The Reform Index is +1.3 points for the period from February 28 to March 27, 2022*, with values ranging from -5.0 to +5.0. In the previous round, the index was +0.7 points.
At the start of the full-scale war on February 24, 2022, the structure of the Index was changed: we changed the frequency of the Index releases from bi-weekly to quad-weekly. In August 2023, we conducted an audit, during which we decided to return to the previous period, in connection with which issues #181-187 were retrospectively recalculated and divided into two-week periods (the table with the results of the recalculation is provided here). So, events that appeared after February 27, 2022 were moved to biweekly issues that correspond to the date of their approval. Due to this, the numbering of issues from 181 to 210 also changed.
For the four weeks, we spotted ten regulations likely to be game-changers in the country, but only one law scored +2.0 points, namely the law on changes in courts’ jurisdiction’
The law on changes in courts’ jurisdiction: +2.0 points
Law 2112-IX of March 3, 2022, is called for to ensure full functioning of the judiciary in emergencies (martial law, natural disasters, counter-terrorism measures, and other situations) where the court cannot administer justice at its location. This being the case, all cases pending before a court can be transferred to the nearest court or another designated court at the request of the head of the Supreme Court and by a High Council of Justice decision.
Information about the Reforms Index project, the list of Index experts and the database of the regulations assessed are available here.
Law on Virtual Assets: +1.3 points
According to this year’s report by the World Economic Forum, there are currently over 18,142 cryptocurrencies and 460 crypto exchanges. The market cap of cryptocurrencies amounts to $1.7 trillion. This creates the need to regulate virtual asset transactions to ensure macroeconomic stability. Many countries are already implementing such regulations. This year, the turn came to Ukraine.

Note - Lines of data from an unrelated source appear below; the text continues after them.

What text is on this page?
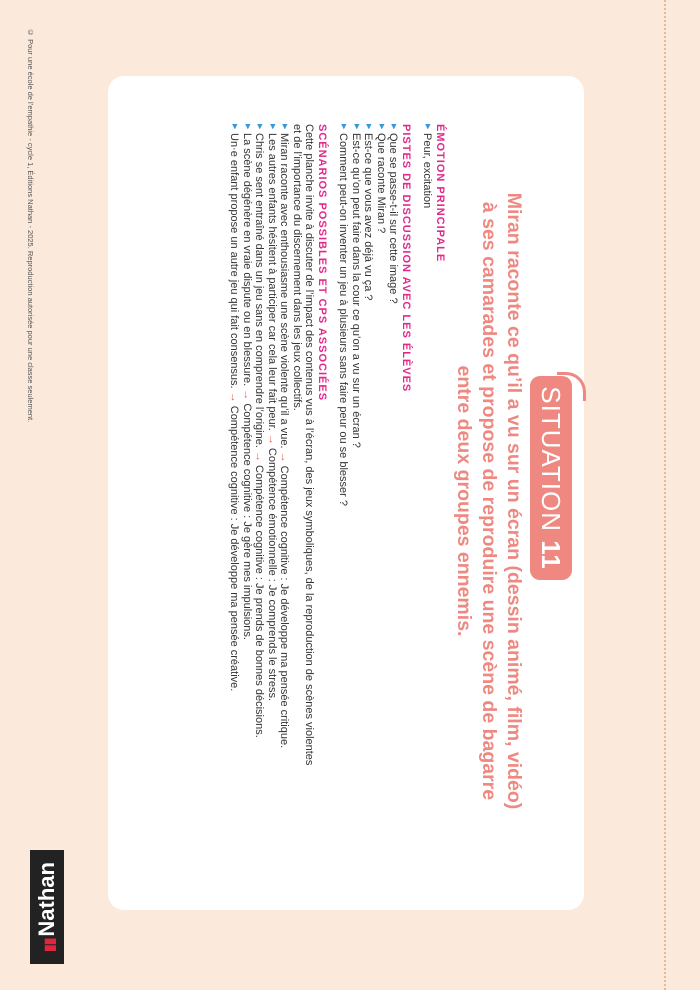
© Pour une école de l’empathie - cycle 1, Éditions Nathan - 2025. Reproduction autorisée pour une classe seulement.
▮▮Nathan
SITUATION 11
Miran raconte ce qu’il a vu sur un écran (dessin animé, film, vidéo)
à ses camarades et propose de reproduire une scène de bagarre
entre deux groupes ennemis.
ÉMOTION PRINCIPALE
▶ Peur, excitation
PISTES DE DISCUSSION AVEC LES ÉLÈVES
▶ Que se passe-t-il sur cette image ?
▶ Que raconte Miran ?
▶ Est-ce que vous avez déjà vu ça ?
▶ Est-ce qu’on peut faire dans la cour ce qu’on a vu sur un écran ?
▶ Comment peut-on inventer un jeu à plusieurs sans faire peur ou se blesser ?
SCÉNARIOS POSSIBLES ET CPS ASSOCIÉES
Cette planche invite à discuter de l’impact des contenus vus à l’écran, des jeux symboliques, de la reproduction de scènes violentes
et de l’importance du discernement dans les jeux collectifs.
▶ Miran raconte avec enthousiasme une scène violente qu’il a vue. → Compétence cognitive : Je développe ma pensée critique.
▶ Les autres enfants hésitent à participer car cela leur fait peur. → Compétence émotionnelle : Je comprends le stress.
▶ Chris se sent entraîné dans un jeu sans en comprendre l’origine. → Compétence cognitive : Je prends de bonnes décisions.
▶ La scène dégénère en vraie dispute ou en blessure. → Compétence cognitive : Je gère mes impulsions.
▶ Un·e enfant propose un autre jeu qui fait consensus. → Compétence cognitive : Je développe ma pensée créative.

In March, the President signed law 2074 of February 17, 2022, on virtual assets, defining the concept of “virtual assets” and transferring to the National Securities and Stock Market Commission (NSSMC) and the National Bank of Ukraine (NBU) the supervision of the virtual asset market. As of now, crypto exchanges are officially allowed to operate in Ukraine, and banks can open accounts for crypto companies. Permits to provide virtual asset services will be issued by the NSSMC, which will supervise and conduct financial monitoring for this sphere. The new law is expected to identify and isolate assets linked to money laundering and terrorist financing and clear the virtual asset market of unscrupulous users.
Another positive aspect of the new law is the legal protection of market participants. For instance, regulatory changes will make it possible to block suspicious transactions and return stolen virtual assets to their owners.
The law will take effect after the entry into force of the law of Ukraine on amendments to the Tax Code of Ukraine regarding taxes on virtual asset transactions, which has not yet been voted on in the Verkhovna Rada.
Procedure for declaring and registering a place of residence: +1.3 points
Resolution No.265 of February 7, 2022, significantly simplifies the registration/declaration of the place of residence. Ukrainians using the Diia app and having a qualified electronic signature (QES) can declare their place of residence in the Diia. However, it is only possible to register one’s place of residence (stay) by visiting the registration authority (Administrative Service Center) in person at the place of residence.
If a person has two or more permanent places of residence, he/she has the discretion to declare only one of them. Official mail will be sent to this address.
The new procedure eliminates the need to specify someone’s residence registration in their paper passport.
It should be noted that, as of January 20, 2022, procedure No.1450 of December 29, 2021, for establishing a ban or restriction on choosing the place of residence in areas under martial law approved by the Cabinet of Ministers, is in effect. The Military Command, together with military administrations (if available), decides independently or with the involvement of executive bodies and local governments on introducing such a ban or restriction on choosing the place of stay/residence for persons, which is immediately brought to the attention of the population through the media.
Reform Index from VoxUkraine aims to provide a comprehensive assessment of reform efforts by Ukraine’s authorities. The Index is based on expert assessments of changes in the regulatory environment in five areas: Governance, Public Finance, Monetary system, Business Environment, Energy.